Par exemple, pour désactiver des recherches persistantes de modifications de l'arborescence d'informations d'Access Manager (ou du nœud de gestion du service) :

com.sun.am.event.connection.disable.list=sm

Pour spécifier plusieurs valeurs, séparez chaque valeur par une virgule.

Attention – Attention –

Les recherches persistantes provoquent quelques dépassements de performances sur Directory Server. Si vous déterminez que la suppression d'une partie de ce dépassement de performances est absolument indispensable dans un environnement de production, vous pouvez désactiver une ou plusieurs recherches persistantes à l'aide de la propriété com.sun.am.event.connection.disable.list.

Cependant, avant de désactiver une recherche persistante, vous devez comprendre les restrictions présentées ci-après. Nous vous recommandons fortement de ne pas modifier cette propriété à moins que cela ne soit absolument nécessaire. Cette propriété a été initialement introduite pour éviter tout dépassement sur Directory Server lorsque plusieurs agents 2.1 J2EE sont utilisés car chacun de ces agents crée ces recherches persistantes. Les agents 2.2 J2EE ne créant plus ces recherches persistantes, il n'est pas nécessaire d'utiliser cette propriété.

Pour plus d'informations, consultez la section Obtention de davantage d'informations sur la désactivation des recherches persistantes (6486927).

CR# 6385696 : Les IDP et SP existants et nouveaux n'apparaissent pas.

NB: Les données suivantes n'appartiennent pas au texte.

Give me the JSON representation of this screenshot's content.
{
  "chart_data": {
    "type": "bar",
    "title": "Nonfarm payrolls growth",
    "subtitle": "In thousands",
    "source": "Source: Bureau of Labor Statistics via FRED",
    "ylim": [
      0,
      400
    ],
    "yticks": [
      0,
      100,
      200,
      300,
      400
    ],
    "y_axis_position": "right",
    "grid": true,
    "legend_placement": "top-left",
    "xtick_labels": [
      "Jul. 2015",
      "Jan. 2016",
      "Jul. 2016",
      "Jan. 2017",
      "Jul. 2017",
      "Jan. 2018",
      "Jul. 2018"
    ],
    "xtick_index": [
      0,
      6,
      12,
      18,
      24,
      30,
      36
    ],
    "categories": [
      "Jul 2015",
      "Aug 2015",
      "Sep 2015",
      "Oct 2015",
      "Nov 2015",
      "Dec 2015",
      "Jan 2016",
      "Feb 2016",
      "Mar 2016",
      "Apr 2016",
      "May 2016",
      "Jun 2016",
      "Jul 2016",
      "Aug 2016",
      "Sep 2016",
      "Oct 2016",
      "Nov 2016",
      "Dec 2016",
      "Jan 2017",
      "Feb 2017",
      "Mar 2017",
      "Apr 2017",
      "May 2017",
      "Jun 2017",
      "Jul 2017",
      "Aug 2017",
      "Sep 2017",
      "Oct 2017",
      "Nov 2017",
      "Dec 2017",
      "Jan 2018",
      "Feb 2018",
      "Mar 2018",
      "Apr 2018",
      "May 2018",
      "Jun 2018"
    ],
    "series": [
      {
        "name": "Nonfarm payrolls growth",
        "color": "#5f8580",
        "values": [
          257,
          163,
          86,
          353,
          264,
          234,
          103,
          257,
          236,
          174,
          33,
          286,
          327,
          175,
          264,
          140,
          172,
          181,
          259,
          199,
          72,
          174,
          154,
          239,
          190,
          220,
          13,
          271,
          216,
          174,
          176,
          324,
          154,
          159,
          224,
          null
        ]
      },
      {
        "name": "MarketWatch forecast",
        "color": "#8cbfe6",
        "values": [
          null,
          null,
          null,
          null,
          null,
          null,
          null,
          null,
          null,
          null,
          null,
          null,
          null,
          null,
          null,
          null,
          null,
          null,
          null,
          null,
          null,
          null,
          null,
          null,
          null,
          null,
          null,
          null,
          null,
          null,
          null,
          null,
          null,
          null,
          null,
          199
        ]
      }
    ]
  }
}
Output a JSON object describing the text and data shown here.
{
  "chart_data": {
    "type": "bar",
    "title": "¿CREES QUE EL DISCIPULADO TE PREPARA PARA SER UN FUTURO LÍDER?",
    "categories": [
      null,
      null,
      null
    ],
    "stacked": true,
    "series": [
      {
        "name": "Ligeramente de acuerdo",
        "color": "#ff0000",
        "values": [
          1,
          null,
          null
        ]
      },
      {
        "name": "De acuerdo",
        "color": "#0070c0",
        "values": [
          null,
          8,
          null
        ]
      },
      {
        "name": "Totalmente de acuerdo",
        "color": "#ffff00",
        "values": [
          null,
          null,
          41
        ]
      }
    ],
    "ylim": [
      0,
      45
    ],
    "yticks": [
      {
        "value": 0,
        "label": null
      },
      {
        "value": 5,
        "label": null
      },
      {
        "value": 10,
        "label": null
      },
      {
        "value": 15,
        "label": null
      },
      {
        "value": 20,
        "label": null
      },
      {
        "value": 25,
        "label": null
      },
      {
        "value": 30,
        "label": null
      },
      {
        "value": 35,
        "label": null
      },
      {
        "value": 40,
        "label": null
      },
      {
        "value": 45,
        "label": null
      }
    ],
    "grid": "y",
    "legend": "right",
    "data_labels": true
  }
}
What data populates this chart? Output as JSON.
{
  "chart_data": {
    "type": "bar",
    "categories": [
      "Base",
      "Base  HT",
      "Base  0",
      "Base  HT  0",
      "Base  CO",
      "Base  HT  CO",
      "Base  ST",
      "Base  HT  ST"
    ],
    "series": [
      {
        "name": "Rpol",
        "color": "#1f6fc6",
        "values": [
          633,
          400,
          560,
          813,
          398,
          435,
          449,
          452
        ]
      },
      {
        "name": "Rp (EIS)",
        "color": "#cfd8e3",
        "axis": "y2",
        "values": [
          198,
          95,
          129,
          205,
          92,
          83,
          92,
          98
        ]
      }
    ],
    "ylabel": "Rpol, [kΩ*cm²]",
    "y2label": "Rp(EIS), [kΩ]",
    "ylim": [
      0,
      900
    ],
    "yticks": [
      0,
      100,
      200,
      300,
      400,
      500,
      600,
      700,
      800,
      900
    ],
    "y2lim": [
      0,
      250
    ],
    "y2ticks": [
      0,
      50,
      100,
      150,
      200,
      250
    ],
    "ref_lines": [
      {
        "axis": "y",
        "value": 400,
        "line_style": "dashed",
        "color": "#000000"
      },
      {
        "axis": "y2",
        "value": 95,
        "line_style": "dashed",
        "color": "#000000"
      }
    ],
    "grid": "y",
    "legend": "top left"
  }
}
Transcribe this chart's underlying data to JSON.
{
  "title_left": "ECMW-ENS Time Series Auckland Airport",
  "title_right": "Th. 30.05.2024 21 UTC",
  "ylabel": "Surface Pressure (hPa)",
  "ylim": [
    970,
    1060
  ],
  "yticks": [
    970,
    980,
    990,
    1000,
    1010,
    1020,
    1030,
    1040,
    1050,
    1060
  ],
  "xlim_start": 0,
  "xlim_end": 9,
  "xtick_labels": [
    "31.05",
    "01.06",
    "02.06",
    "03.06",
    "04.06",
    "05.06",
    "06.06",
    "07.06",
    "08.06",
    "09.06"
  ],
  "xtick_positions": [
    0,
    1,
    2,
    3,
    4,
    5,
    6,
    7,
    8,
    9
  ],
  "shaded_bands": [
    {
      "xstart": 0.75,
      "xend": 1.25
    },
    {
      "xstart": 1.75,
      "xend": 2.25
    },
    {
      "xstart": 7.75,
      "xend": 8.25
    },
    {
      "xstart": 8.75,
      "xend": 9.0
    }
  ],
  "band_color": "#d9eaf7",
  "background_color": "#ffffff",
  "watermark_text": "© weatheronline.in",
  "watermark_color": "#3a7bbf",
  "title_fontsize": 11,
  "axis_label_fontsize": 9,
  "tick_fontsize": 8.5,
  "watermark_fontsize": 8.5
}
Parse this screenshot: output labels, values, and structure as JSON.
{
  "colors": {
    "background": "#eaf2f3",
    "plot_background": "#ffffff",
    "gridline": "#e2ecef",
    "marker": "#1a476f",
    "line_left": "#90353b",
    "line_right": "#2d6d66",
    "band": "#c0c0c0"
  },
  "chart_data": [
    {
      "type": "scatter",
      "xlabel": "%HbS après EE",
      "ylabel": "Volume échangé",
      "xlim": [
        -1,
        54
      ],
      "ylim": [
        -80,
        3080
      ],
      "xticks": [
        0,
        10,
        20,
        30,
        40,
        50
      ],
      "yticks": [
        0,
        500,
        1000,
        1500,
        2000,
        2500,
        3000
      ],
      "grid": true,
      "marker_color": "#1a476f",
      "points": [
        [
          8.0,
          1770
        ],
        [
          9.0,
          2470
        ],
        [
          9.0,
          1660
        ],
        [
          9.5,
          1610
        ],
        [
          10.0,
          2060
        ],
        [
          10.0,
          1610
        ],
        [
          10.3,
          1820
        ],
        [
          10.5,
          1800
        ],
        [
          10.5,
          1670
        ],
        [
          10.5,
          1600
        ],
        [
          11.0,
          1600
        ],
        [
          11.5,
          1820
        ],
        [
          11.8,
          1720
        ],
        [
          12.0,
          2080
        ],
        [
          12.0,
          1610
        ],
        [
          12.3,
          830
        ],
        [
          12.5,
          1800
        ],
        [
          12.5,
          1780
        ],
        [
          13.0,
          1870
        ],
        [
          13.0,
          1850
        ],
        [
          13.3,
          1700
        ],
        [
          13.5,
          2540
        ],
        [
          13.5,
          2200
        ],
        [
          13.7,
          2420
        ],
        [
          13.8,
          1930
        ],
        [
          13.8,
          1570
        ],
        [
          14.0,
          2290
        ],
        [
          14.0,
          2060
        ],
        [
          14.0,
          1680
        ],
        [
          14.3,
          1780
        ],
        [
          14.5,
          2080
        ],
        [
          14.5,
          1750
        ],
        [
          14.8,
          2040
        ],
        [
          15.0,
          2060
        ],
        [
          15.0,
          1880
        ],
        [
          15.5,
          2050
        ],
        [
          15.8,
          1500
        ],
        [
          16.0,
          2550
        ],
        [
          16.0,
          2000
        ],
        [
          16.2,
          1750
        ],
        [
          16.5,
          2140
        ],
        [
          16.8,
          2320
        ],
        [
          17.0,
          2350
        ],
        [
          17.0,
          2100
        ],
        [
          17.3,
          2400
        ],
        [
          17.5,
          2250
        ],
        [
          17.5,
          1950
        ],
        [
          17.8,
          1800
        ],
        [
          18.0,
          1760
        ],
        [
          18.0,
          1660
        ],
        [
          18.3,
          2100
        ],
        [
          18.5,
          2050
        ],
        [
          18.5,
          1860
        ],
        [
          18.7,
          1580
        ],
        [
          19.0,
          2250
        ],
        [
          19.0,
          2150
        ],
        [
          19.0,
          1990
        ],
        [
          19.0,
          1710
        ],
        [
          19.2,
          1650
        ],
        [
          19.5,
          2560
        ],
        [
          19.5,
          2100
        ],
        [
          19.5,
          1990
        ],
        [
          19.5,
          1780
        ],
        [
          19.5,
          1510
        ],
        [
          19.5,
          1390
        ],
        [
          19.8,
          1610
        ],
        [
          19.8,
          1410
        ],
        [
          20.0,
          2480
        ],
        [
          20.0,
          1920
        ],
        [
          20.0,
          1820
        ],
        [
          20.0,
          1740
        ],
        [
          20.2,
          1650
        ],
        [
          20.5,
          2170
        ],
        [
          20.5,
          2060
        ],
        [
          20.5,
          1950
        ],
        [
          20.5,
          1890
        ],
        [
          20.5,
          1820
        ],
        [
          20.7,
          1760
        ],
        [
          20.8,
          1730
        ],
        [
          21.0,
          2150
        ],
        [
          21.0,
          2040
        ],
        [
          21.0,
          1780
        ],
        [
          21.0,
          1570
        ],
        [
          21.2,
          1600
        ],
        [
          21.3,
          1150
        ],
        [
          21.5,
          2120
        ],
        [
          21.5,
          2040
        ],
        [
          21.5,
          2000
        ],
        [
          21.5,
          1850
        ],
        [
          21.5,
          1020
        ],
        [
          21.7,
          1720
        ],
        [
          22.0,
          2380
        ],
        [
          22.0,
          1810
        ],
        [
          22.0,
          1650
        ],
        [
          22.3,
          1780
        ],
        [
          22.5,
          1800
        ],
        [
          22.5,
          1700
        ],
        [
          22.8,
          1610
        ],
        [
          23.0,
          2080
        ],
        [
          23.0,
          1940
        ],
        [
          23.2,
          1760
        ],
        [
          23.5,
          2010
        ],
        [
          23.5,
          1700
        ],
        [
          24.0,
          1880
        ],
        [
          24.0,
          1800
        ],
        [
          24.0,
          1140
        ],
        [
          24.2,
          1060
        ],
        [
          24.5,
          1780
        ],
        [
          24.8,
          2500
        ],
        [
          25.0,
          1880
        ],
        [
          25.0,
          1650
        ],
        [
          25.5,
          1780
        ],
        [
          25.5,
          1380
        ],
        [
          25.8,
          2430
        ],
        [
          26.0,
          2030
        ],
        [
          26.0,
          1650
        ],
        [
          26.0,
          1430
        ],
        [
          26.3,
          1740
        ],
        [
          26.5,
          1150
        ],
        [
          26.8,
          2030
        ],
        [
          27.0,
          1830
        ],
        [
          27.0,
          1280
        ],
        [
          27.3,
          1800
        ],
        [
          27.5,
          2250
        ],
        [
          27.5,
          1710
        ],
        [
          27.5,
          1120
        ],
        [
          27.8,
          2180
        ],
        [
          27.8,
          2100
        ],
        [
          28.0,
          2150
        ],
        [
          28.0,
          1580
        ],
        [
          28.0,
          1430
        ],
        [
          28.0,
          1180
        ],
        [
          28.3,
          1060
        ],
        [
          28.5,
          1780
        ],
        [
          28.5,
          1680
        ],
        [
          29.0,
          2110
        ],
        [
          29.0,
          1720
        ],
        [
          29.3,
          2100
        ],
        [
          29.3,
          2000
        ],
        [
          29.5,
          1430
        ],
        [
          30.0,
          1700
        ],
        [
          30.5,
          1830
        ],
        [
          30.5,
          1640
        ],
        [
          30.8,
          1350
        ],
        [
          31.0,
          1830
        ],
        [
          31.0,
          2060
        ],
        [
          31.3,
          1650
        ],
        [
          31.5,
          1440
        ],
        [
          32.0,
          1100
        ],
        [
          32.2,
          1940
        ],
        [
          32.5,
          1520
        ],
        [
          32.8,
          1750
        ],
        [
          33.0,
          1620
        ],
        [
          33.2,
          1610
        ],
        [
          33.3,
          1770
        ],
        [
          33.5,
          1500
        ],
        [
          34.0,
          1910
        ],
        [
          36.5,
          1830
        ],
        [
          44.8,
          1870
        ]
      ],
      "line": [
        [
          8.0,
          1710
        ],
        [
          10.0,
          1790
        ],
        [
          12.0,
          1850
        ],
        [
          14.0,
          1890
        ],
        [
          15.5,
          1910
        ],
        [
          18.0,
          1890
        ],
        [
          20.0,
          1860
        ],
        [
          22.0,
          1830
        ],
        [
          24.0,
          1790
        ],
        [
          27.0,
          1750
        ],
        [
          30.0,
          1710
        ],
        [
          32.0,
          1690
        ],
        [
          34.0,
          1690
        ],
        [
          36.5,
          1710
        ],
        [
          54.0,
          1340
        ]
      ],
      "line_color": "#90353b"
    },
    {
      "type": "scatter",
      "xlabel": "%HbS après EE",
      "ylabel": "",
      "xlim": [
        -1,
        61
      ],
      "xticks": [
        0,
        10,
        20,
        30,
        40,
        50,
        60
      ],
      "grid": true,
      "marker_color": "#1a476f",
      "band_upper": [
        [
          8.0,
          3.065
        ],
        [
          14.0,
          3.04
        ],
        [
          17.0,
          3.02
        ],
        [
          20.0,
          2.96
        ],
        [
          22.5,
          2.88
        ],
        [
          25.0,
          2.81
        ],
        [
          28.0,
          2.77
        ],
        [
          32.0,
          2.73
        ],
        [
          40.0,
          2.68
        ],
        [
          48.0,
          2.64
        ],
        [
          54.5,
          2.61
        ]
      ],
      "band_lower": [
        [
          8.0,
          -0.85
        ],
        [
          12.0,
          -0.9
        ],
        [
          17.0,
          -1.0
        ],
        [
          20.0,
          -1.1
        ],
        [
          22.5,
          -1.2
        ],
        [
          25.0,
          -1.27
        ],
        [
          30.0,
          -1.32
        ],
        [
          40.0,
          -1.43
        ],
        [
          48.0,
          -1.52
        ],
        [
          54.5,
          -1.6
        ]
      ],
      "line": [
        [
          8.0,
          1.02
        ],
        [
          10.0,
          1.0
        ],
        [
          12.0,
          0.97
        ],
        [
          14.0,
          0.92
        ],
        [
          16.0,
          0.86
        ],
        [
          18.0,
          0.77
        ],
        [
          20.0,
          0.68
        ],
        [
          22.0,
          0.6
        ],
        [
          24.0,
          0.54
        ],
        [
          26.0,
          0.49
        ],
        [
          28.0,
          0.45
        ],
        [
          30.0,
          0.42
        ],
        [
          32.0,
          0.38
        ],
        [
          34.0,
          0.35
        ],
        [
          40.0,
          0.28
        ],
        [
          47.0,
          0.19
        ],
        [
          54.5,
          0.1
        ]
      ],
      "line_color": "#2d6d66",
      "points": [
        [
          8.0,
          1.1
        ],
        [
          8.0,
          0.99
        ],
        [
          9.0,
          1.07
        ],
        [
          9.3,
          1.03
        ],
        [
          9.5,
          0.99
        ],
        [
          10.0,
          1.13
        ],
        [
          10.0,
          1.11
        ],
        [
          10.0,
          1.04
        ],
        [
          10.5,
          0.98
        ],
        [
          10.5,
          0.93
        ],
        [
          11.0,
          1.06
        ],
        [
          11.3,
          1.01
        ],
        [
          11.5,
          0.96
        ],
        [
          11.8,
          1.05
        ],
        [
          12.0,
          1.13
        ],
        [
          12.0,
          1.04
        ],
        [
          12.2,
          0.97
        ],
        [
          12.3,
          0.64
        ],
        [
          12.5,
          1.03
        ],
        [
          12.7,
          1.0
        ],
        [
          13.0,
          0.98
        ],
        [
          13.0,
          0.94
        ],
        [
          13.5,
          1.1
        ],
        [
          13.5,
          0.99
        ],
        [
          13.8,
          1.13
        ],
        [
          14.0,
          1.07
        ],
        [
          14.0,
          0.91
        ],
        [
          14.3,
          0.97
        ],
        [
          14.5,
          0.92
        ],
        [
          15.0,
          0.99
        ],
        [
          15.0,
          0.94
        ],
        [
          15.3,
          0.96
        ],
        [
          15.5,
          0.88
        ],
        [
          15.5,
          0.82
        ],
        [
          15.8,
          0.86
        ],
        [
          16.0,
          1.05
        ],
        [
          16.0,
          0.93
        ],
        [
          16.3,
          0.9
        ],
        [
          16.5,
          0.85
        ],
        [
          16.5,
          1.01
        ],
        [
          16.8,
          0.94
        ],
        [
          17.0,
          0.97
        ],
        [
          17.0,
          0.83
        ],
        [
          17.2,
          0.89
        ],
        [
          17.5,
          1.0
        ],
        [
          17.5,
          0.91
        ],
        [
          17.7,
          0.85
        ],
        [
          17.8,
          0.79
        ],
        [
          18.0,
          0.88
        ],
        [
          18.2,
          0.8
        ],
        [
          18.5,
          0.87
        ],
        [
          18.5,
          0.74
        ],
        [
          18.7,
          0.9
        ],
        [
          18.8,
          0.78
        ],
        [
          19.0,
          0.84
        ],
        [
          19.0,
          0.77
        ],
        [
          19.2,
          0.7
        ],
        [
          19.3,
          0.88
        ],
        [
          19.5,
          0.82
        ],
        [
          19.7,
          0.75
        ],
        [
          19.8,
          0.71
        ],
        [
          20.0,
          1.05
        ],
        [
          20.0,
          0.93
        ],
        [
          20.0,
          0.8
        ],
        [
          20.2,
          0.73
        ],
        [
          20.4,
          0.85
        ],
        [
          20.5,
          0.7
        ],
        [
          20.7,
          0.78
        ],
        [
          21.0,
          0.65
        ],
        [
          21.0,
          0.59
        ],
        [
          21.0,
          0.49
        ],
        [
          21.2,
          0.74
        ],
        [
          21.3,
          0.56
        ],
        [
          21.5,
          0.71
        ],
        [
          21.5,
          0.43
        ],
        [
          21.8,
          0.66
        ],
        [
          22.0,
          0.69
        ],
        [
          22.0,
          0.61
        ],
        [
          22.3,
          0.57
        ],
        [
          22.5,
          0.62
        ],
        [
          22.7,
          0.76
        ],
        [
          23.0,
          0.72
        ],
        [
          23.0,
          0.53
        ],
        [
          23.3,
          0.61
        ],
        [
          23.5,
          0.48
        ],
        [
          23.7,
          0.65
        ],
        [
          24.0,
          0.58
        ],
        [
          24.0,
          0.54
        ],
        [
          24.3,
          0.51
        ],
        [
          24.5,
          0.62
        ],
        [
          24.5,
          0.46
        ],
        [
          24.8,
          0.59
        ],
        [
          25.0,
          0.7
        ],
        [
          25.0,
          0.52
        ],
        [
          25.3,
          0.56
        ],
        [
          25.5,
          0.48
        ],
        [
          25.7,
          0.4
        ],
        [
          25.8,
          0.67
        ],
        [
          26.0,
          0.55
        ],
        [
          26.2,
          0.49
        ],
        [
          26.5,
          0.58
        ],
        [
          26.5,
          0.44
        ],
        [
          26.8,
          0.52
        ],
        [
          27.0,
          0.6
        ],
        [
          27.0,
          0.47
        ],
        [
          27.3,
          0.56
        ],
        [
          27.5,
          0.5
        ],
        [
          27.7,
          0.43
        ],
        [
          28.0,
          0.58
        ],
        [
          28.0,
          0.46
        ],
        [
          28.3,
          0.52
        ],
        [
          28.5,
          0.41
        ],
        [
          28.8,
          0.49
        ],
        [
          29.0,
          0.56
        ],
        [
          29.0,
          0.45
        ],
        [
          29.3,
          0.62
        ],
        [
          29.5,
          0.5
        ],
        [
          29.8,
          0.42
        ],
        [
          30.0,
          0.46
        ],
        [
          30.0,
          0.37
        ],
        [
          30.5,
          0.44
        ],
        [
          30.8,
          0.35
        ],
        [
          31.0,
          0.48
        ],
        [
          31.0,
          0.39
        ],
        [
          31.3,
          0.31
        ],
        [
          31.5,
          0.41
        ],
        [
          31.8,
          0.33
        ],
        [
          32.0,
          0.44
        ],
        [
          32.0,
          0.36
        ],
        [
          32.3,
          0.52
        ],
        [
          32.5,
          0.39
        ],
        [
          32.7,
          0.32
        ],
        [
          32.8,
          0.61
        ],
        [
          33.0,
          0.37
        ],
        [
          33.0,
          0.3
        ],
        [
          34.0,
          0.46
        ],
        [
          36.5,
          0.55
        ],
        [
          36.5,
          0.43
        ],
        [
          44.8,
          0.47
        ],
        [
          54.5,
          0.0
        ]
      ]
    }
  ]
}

La nouvelle propriété com.sun.identity.federation.spadapter du fichier AMConfig.properties spécifie la mise en œuvre par défaut de l'adaptateur de fournisseur de services de fédération dans laquelle l'application peut obtenir des assertions et des informations de réponse. Exemple :

com.sun.identity.federation.spadapter=com.sun.identity.federation.plugins.FSDefaultSPAdapter

Access Manager 7 2005Q4 Patch 1

Le patch 1 (révision 1) d'Access Manager 7 2005Q4 a résolu de nombreux problèmes, répertoriés dans le fichier LISEZMOI accompagnant le patch. Le patch 1 inclut également les nouvelles fonctions et problèmes connus suivants :

Création de fichiers de débogage

Par défaut, les fichiers de débogage d'Access Manager sont créés dans le répertoire de débogage, même si la propriété com.iplanet.services.debug.level du fichier AMConfig.properties est paramétrée sur error. Avant la sortie du patch 1 d'Access Manager 7, un fichier de débogage n'était créé que lors de la première consignation d'un message de débogage dans le fichier.

Prise en charge des rôles et des rôles filtrés dans le plug-in LDAPv3

Le patch 1 d'Access Manager 7 ajoute la prise en charge des rôles et des rôles filtrés dans le plug-in LDAPv3, si les données sont stockées dans Sun Java System Directory Server. Pour plus d'informations, reportez-vous à la section Documentation de la prise en charge des rôles et des rôles filtrés pour le plug-in LDAPv3 (6365196).

CR# 6320475 : La propriété com.iplanet.am.session.client.polling.enable côté serveur ne doit pas être paramétrée sur true.

La propriété com.iplanet.am.session.client.polling.enable du fichier AMConfig.properties côté serveur est paramétrée sur false par défaut et ne doit jamais être reparamétrée sur true.

CR# 6358751 : L'application du patch 1 d'Access Manager 7 échoue si des espaces sont insérés dans la clé de chiffrement.

L'application du patch échoue si la clé de chiffrement du mot de passe contient des espaces.

Solution. Utilisez une nouvelle clé de chiffrement sans espaces. Pour connaître les étapes de changement de clé de chiffrement, reportez-vous à : Annexe B, Changing the Password Encryption Key du Sun Java System Access Manager 7 2005Q4 Deployment Planning Guide.